There is a great amount of sensitivity involved in water disputes arising out of river blockades caused due to the erection of dams and reservoirs as well as due to lack of strict adherence to river water sharing treaties. South Asia is home to a number of water sharing disputes.
When it comes to Pakistan, the single largest foreign policy issue for them in relation to India after the Kashmir dispute is that of water sharing wherein they accuse India of trying to create a drought-like situation in the country by building massive dams across rivers thereby stopping the entry of water into Pakistan’s territory. India levels same kind of charges against China but the crux of the matter is that apart from our water sharing disputes with our neighbours, we are facing a number of feuds taking place within the nation as well. States have been feuding with one another since a long time over this issue. The warpath doesn’t seem to come to an end. When the year began, we saw an ugly brawl taking place between Kerala and Tamil Nadu on the issue of the Mullaperiyar Dam and these days we are witnessing the escalation of the problems associated with the Cauvery row between Tamil Nadu and Karnataka. Instead of going into the intricacies of both the disputes, I would merely state that the simple solution to these water woes is the urgent and necessary implementation of the project of inter-linking of rivers, an ambitious project which was envisaged for the first time during the 70’s, brought back to life by the NDA government following a mentioning of the same in President Kalam’s Republic Day Speech and put in the cold storage by the UPA government for the sake of cheap political considerations.
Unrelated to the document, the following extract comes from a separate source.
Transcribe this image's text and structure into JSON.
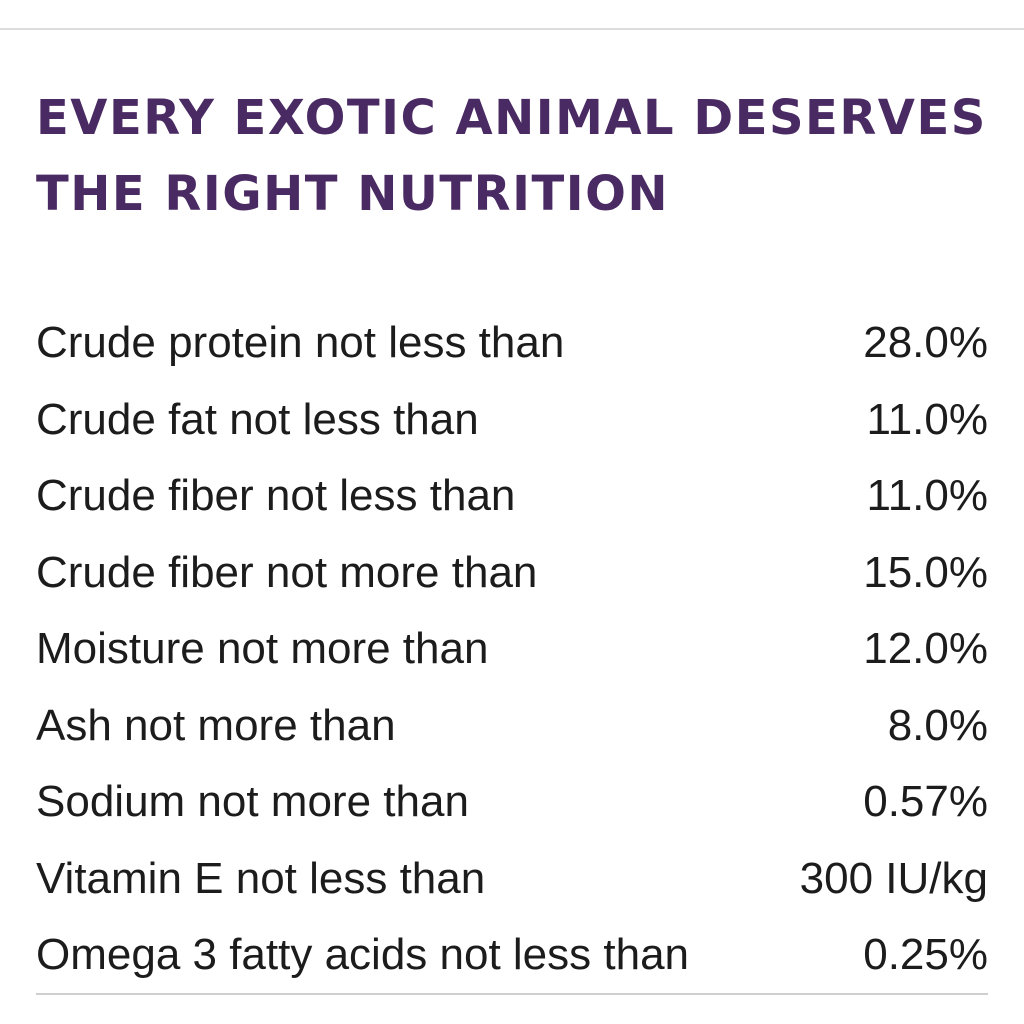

The aim of this project was to interlink all the rivers flowing across the nation and help member states by diverting river water from water sufficient states to the ones who were suffering from deficiency of water. Some states objected to this as they held it to be in violation of the doctrine of federalism as water happens to be a state subject but in a recent Supreme Court judgement, the apex court ruled that national interest was well over regional considerations and the principle of federalism. The Supreme Court directed the Central Government to take steps to implement the interlinking project urgently in the interest of the nation but till now no substantial steps have been taken in this direction merely because of the fact that this happens to be a long term project which would not yield immediate political gains but would rather be very costly on the incumbent government as it would lead to wide scale displacement of people and massive agitations which this UPA government is not in a position to handle. So till the time a powerful government arrives at the centre, we can expect our water woes to continue as the project of interlinking of rivers would continue to lie in cold storage.